By Laurie Davenport
I met a mom today and we started talking about our kids. She mentioned that her daughter has ADHD and that it’s been a struggle for them to get on the right medicine. Oh boy, can I empathize.
First of all, there’s the whole medicate versus do-not-medicate argument that I don’t really want to get dragged into. Here are my views in a nutshell on that subject:
- I once told a psychologist that medicating ADHD kids really bothered me and she said: “you have to do whatever it takes to get them through school.” That’s a very wise statement and helped me look at the issue differently.
- I read We’ve Got Issues by Judith Warner and it was a real eye-opener. The author started her book with the premise that upper middle class people were improperly using drugs to give their kids a boost into Harvard or to gain some sort of edge in competing for a prestigious scholarship. She learned, however, after interviewing lots of families of kids with issues, that they were struggling just to get by, to keep their kid(s) in school, and to keep them from failing not only in school but in life.
So, I think some parents have to medicate their kids and it’s the best thing they can do in the circumstances they’re in.
Here’s the problem. Finding a medication for ADHD is a horrible, gut-wrenching experience for your kids and for the parents. The reason is that child psychiatrists don’t really know which medicine will work for your kid, so they keep writing prescriptions, hoping for the best, and then moving on when something doesn’t work. In my experience, in talking with many parents and doctors about this, the child can go through medicine after medicine that cause so many side-effects the child cannot remain on them. For example, some medicines I’m familiar with cause massive vomiting, extreme sleepiness in class and/or very bad headaches. It’s heartbreaking to go from medicine to medicine wondering what impact it will bring and dreading the fact that you are putting your child through this.
I am a layman. I don’t have any medical degrees. But I’ve been around the block on psychological drugs and I do have a suggestion to parents for how to make this process simpler.

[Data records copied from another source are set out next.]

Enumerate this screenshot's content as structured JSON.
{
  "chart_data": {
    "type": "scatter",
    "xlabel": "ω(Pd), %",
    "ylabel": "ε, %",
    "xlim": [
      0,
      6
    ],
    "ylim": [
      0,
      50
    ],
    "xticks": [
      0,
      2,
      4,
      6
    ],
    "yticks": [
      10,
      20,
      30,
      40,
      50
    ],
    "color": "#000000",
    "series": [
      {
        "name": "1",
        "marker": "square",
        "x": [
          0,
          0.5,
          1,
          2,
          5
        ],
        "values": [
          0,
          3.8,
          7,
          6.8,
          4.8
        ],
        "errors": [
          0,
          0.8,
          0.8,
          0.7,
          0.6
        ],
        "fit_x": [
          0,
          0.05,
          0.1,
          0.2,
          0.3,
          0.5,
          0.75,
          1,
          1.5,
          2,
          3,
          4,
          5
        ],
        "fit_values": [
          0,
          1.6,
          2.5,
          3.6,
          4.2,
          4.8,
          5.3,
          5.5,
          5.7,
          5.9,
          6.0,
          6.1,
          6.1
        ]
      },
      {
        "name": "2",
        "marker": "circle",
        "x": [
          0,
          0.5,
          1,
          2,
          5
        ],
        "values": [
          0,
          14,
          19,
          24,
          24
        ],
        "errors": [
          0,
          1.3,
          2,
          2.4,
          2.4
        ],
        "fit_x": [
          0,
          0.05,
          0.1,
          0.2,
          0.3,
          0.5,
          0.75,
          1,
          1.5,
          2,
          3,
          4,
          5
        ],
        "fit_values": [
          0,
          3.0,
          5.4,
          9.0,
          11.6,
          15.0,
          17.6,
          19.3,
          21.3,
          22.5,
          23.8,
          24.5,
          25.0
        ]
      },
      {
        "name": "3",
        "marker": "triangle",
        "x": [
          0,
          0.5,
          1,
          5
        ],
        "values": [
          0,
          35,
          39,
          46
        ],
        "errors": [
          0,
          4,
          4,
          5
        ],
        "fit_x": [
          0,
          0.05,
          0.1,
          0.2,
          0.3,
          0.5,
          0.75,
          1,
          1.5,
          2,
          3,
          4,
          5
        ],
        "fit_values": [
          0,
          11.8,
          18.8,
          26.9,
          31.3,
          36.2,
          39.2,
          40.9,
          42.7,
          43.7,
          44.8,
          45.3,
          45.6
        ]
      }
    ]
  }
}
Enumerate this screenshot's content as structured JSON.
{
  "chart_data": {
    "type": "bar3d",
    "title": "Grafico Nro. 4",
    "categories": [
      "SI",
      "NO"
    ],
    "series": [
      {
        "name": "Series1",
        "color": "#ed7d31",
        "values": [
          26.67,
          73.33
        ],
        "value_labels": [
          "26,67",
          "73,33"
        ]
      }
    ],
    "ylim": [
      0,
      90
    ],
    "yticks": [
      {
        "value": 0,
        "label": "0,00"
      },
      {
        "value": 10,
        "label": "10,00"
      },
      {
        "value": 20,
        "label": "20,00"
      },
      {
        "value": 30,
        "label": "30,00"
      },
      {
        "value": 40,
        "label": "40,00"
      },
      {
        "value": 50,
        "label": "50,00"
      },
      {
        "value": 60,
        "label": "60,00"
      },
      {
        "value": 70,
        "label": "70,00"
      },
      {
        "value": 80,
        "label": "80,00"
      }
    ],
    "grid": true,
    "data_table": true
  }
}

I recommend:
- Before getting a prescription for a new medicine, ask the doctor what the side effects are. Also, how severe are the side effects? What percentage of kids get the side effect? If the impact can be severe and a high percentage of kids suffer from side effects, turn that medicine down and ask for something else.
- Think about asking the doctor to skip the older medicines that have been on the market a long time (because many of them do have pretty bad side effects) and start your child instead on a drug more recently put on the market. Doctors like to prescribe the older drugs because there’s more of a clinical record on those medicines, but the more recent meds often have fewer side effects.
- Keep trying, even if you have to go through what seems like a lot of medicines. But keep your eye on the doctor to see if it feels like the prescription writing is like playing roulette. The doctor needs to have an informed plan for how to graduate from one med to another and to be able to talk about that with you. I know parents who have changed doctors in the past when it felt like their child was arbitrarily being put through too many awful side effects.
OK, back to the mom I met today. She said they had finally identified a med that works but now her daughter can’t go to sleep and it is creating havoc with her school day. I told her there’s a solution for that. Her daughter needs to take a mild sleep medicine to get her through the night. And then I added another insight, which is that some ADHD meds lose their impact in the mid-afternoon, making it hard for children to focus on school later in the day and making homework a daily nightmare. If that’s the case, have the doctor prescribe a small dosage that the school nurse can administer at, say, 1-2 PM.
Once again, take everything I say with a grain of salt because I am not a medical professional. But I am a very informed parent and I hope this knowledge and experience I’m passing on will be helpful.